Это был странный разговор. Под щебетанье девочки говорили о китайце, хозяине прачечной, противном дворнике, который не хочет носить дрова, пока ему не заплатят долги, об отвратительном домкомбеде, который выдает себя за моряка, а сам не знает, что такое «клотик» (отец Елены был командиром эсминца «Резвый») и при этом выселил их из больших комнат в эту крохотульку, под сообщение, что самые сладкие сахарные петушки продаются на Сенной у цыган, шел незримый и неслышимый процесс общения двух счастливых людей, волею судьбы брошенных друг к другу. Людей, по которым жизнь равнодушно прокатилась гусеницами заляпанных грязью немецких танков, обрушилась тоннами воды от плавучей мины, выбросившей с мостика контуженного командира «Резвого», госпиталями с завшивевшими солдатами и гниющими ранами, от вида которых Елена могла упасть в обморок скорее, чем от вида хлещущей во время операции крови, тифом и испанкой, добивавшими семьи, гибелью юности, романтики, идеалов; этот откровенный, как на исповеди, покаянный разговор, понятный только им, делал их близкими больше, чем могли бы сделать длинные и бурные объяснения и признания в любви.

– А почему ты не принес подарки? – Ольга прижалась к его щеке. – Как ты вкусно пахнешь!
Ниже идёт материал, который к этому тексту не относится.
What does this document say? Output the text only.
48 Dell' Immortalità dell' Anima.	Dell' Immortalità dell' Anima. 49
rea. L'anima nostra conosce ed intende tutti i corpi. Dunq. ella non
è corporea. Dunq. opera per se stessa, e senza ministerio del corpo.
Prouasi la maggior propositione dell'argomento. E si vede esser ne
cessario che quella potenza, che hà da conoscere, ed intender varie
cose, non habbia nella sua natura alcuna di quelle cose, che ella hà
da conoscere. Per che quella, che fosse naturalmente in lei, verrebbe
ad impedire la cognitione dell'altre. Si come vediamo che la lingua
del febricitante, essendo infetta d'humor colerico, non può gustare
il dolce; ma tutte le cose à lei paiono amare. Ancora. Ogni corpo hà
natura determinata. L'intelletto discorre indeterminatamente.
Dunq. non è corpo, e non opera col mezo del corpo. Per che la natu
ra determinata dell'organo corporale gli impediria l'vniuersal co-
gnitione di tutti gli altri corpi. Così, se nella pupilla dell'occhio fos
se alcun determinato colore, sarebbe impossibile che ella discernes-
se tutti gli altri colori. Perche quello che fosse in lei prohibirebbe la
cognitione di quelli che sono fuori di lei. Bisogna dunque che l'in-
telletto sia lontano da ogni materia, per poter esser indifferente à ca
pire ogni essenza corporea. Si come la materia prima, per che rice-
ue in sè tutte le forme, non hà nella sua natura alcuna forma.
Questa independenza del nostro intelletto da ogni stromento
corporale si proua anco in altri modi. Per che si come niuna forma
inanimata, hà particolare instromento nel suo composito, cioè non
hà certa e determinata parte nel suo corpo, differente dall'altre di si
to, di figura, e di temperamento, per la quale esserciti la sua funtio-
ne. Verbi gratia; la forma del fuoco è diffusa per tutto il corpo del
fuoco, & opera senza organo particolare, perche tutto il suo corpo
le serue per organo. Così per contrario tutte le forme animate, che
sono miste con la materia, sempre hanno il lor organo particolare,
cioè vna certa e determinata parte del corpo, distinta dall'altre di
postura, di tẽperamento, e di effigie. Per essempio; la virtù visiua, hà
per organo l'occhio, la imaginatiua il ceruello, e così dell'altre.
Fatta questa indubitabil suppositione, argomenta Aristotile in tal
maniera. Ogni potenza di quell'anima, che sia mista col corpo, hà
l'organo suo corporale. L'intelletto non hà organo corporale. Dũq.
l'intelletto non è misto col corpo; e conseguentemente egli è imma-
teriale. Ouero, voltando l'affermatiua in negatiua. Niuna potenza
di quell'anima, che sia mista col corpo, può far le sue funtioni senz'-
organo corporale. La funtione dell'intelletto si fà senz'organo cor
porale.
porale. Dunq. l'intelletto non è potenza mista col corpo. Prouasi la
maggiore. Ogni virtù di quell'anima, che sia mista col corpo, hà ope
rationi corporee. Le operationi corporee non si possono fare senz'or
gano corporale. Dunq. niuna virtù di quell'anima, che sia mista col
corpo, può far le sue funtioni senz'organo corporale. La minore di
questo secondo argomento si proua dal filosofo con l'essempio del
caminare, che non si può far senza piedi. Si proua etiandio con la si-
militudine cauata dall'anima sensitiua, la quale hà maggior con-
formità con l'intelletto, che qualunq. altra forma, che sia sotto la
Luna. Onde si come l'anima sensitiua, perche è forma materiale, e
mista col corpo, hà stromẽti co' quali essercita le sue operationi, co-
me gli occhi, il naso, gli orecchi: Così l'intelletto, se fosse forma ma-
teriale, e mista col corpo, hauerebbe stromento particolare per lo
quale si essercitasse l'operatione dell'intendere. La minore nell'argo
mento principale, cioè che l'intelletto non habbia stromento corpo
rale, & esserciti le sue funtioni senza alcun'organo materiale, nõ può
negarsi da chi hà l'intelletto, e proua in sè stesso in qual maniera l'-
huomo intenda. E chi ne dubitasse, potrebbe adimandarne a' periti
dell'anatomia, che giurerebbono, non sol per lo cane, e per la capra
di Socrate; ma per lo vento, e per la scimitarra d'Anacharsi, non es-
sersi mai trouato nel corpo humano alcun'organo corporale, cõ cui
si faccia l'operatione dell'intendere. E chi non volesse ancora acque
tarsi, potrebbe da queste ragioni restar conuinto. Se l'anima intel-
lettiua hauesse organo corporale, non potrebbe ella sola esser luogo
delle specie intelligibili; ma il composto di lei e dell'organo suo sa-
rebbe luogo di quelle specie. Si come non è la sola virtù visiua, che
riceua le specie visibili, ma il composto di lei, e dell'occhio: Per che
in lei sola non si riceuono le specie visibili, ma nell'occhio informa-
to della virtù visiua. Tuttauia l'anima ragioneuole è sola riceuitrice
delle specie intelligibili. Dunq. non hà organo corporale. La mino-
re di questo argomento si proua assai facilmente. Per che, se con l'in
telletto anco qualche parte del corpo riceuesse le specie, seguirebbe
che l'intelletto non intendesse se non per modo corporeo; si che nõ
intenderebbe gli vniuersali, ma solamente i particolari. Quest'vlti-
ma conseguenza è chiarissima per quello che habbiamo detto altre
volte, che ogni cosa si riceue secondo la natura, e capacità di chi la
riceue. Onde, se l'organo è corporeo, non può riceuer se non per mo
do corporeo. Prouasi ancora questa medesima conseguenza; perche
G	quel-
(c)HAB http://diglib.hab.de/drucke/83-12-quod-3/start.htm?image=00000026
Это одеколон? А у мамы духи кончились, она даже плакала!

Елена покивала головой, продолжая смотреть на Сеславинского.

– Так обидно стало! – она поправила прядь, падавшую на лоб. – Хочется, – она нашла на столике малюсенький флакончик, – взять вот так и… – она каким-то необъяснимо женским движением чуть тронула себя пальцами возле висков, ушей. – Вам смешно?

– Нет, – улыбнулся в ответ Сеславинский, – вовсе нет. Я это очень хорошо понимаю. Я однажды своего денщика чуть не убил, когда тот с приятелем выпил мой одеколон! А подарки я не принес, – он повернулся к Ольге, – потому что я не знал, как ты выросла. Ты же была совсем маленькая, когда я уехал, а теперь ты большая!

– А знаешь, что я хочу в подарок?

– Что?

– Я тебе только на ушко могу сказать! – Она зашептала, горячо дыша Сеславинскому в ухо. – Я хочу, я хочу настоящую конфетку «Козинак» и туфли маменьке! У нее совсем порвались, а починить – денег нет!

– А почему именно «Козинак»?

– Я никогда их не пробовала!

– Я ей рассказывала, – Елена сидела против света, рыжеватые волосы ее на солнце вспыхнули, как ореол, – рассказывала, что папа, возвращаясь из Кронштадта, всегда привозил нам конфеты «Козинаки». Именно кронштадские почему-то были особенно вкусными.

Глава № 16

На Пасху Либахи, так было заведено еще папенькой, ездили в Никольский собор. Когда-то для поездки вызывалась карета, потом ее сменила коляска, но и после смерти отца тетушки неукоснительно бывали на Пасху в соборе. Традиционно наняли извозчика, но в этот раз столько народа собралось возле собора, что коляску пришлось оставить далеко на набережной Екатерининского канала. Толпа была праздничной. Ожидание, «когда небо распахнется» и можно будет напрямую говорить с Богом, электризовало толпу, будто магнитом стягивающуюся к неосвещенному собору, стройно прорисованному на темном, фиолетового оттенка небе.

Год после прошлой Пасхи был годом всеобщего безумия, помрачения ума. Никто не мог понять, что же происходит на самом деле. То, что позже назовут Февральской революцией, вообще все пропустили. Опомнились только после отречения государя, да и – что значит опомнились? Так приходят в себя после безобразного запоя: провалы в памяти, которая восстанавливает какие-то немыслимые картины, невозможные для человека в здравом уме. Откуда вдруг взялись эти грузовики с матросами, мчащиеся в сторону Таврического? И солдаты с бантами и тоже на грузовиках, стреляющие не то поверх голов жалкой толпы, жмущейся к домам, не то в матросов, прижавшихся друг к другу в кузове и держащих в зубах ленточки бескозырок? Пачки газет растаскивались мгновенно, всем хотелось узнать: что же, что происходит где-то там, возле Таврического, где то звучит музыка, то постреливают, куда маршируют мрачные, зелено-черно-красные молчаливые роты латышей и китайцев, кажущиеся еще более страшными от диких, косыми буквами выведенных лозунгов, самым популярным словом на которых вдруг стало слово «смерть»? И кто такие «буржуи», которым уж точно грозит эта самая «смерть» с кривых и мятых транспарантов?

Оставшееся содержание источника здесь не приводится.